There’s been a lot of chatter lately about Social Enterprise (#socents), a relatively new way of doing business, which we believe is a ‘movement’ in the entrepreneurial world. It seems that millennials (in general) are the driving force behind a trend that resonates across generations and revolutionizes the way people do business. Because ‘socents’ are fairly new, there has been little research on their successes, failures, and what makes them tick.
As with all new things, people follow social enterprise to see if it is indeed a successful and revolutionary new way of doing business or just a current trend.
Social Enterprise: what is it?
Social entrepreneurship, according to Harvard Business review“It has emerged over the past few decades as a way to identify and bring about potentially transformative and social change.”
Social Canadian Company Board describes a social enterprise as – “a business owned by a not-for-profit organization that is directly involved in the production and/or sale of goods and services for the mixed purpose of generating income and achieving social, cultural and/or environmental objectives.”
The main characteristic that identifies social enterprises is that they are businesses that have a larger purpose and generally aim to ‘do good’. when make a profit.
Social Enterprises: key challenges
The first and most significant challenge of a social enterprise is that it is not an easy way to increase revenue. Most socents take years before they break even, let alone start generating funds. Long-term commitments and subsidies are essential and hard to find. That’s why a common way to raise funds is through crowdfunding campaigns like IndieGogo or PinUp.
But even so, nothing is certain, and balancing the social and financial priorities of a social enterprise is challenging.
The second challenge we observed was the difficulty of selling new ideas. In most cases, the idea has not been proven to work, and is therefore not without risk although it may have great potential. It’s hard to ‘throw’ an unproven idea; and it is nearly impossible to implement the idea without the money to do so. It’s a bit of a ‘chicken before the egg’ dilemma and it can be one of the most frustrating aspects of starting a social enterprise.
As Sarita Douglas of Demand Media explains, “Social enterprises face the same problems that any traditional business faces in its growth and operations. But social entrepreneurs also face unique challenges in delivering the social value, social advantage, or social impact of enterprises in additional commercial value”.
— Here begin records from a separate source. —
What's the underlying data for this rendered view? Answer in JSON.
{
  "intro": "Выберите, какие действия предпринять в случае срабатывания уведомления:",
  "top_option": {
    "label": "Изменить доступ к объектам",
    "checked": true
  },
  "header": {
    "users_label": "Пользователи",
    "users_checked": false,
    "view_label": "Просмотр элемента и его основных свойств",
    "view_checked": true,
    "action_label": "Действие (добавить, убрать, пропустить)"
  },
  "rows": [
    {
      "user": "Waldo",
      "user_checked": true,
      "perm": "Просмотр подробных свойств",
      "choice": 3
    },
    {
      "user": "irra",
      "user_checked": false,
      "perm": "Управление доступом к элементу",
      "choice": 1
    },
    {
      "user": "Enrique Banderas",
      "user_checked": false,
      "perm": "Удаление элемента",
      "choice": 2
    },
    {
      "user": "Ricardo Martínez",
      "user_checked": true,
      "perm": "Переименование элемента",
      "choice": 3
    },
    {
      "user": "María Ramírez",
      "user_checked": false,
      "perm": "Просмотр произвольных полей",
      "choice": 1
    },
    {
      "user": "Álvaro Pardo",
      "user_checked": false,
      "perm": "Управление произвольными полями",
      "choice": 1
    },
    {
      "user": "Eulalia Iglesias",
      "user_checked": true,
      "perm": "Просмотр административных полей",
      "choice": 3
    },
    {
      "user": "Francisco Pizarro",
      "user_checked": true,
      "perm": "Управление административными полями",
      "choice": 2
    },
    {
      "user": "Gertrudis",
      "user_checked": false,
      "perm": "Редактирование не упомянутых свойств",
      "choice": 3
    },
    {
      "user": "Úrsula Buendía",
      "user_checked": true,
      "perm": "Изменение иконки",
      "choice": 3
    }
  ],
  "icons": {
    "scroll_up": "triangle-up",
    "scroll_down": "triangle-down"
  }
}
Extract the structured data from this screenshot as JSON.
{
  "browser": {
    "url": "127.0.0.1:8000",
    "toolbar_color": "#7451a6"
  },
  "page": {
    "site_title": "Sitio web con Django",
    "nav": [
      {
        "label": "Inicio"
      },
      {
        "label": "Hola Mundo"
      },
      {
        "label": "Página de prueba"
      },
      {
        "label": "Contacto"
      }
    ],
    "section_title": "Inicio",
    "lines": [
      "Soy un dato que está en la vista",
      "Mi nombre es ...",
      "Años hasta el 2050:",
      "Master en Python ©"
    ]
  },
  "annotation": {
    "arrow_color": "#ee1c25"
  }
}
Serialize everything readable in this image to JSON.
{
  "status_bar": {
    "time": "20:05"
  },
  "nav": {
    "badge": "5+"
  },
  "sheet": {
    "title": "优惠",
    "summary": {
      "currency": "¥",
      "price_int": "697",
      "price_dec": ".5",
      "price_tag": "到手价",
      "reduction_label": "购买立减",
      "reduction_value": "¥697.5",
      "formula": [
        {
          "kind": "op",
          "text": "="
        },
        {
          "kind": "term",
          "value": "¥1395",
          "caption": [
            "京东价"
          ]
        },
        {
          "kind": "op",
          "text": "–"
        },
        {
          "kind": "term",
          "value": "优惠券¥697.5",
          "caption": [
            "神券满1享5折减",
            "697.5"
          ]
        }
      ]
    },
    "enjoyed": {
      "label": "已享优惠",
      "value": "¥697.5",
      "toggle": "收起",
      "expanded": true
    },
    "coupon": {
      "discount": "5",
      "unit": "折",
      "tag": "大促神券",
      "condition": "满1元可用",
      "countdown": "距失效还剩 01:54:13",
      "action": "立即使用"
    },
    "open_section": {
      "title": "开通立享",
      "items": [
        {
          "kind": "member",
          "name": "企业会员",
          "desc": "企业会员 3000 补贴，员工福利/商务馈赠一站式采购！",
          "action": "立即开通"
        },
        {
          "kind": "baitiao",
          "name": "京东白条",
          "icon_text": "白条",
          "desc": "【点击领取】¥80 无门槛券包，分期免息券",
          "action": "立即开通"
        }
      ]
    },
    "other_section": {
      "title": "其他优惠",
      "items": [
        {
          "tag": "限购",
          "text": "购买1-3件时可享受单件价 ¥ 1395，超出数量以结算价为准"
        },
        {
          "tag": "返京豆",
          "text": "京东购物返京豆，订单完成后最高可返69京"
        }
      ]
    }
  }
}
Benefits: success is possible
To be successful, social entrepreneurss must match social objectives and significant financial constraints. This initiative must be financially sustainable, otherwise the project will require a constant stream of subsidies, charities, and donations that traditional non-profit organizations rely heavily on; which are unsustainable and difficult to secure.
Many social enterprises maximize their impact through collaboration, collaboration, and social innovation. They deal with traditional business problems in different ways; and the scale of the business is not always the same as the scale of the impact.
One common practice among social entrepreneurs is to share ideas with colleagues. For us, building relationships and networks to maximize impact is very important. Rather than worrying about competitors, we adopt a strategy of sharing information and connecting with our peers in an effort to gain insights, industry ‘best practices’ and future contacts.
We recommend brainstorming with experts and contributors to help find solutions to common industry problems. Simply put, the more people who are inspired and join your “movement,” the more likely it is that others will notice and in turn, provide resources.
Much work remains to be done to discover all the benefits of running a socially responsible and economically sustainable organization. The bottom line is this: social enterprises are businesses. It needs to be run by professionals with commercial experience who understand financial planning, scaling and growth as good as social issues.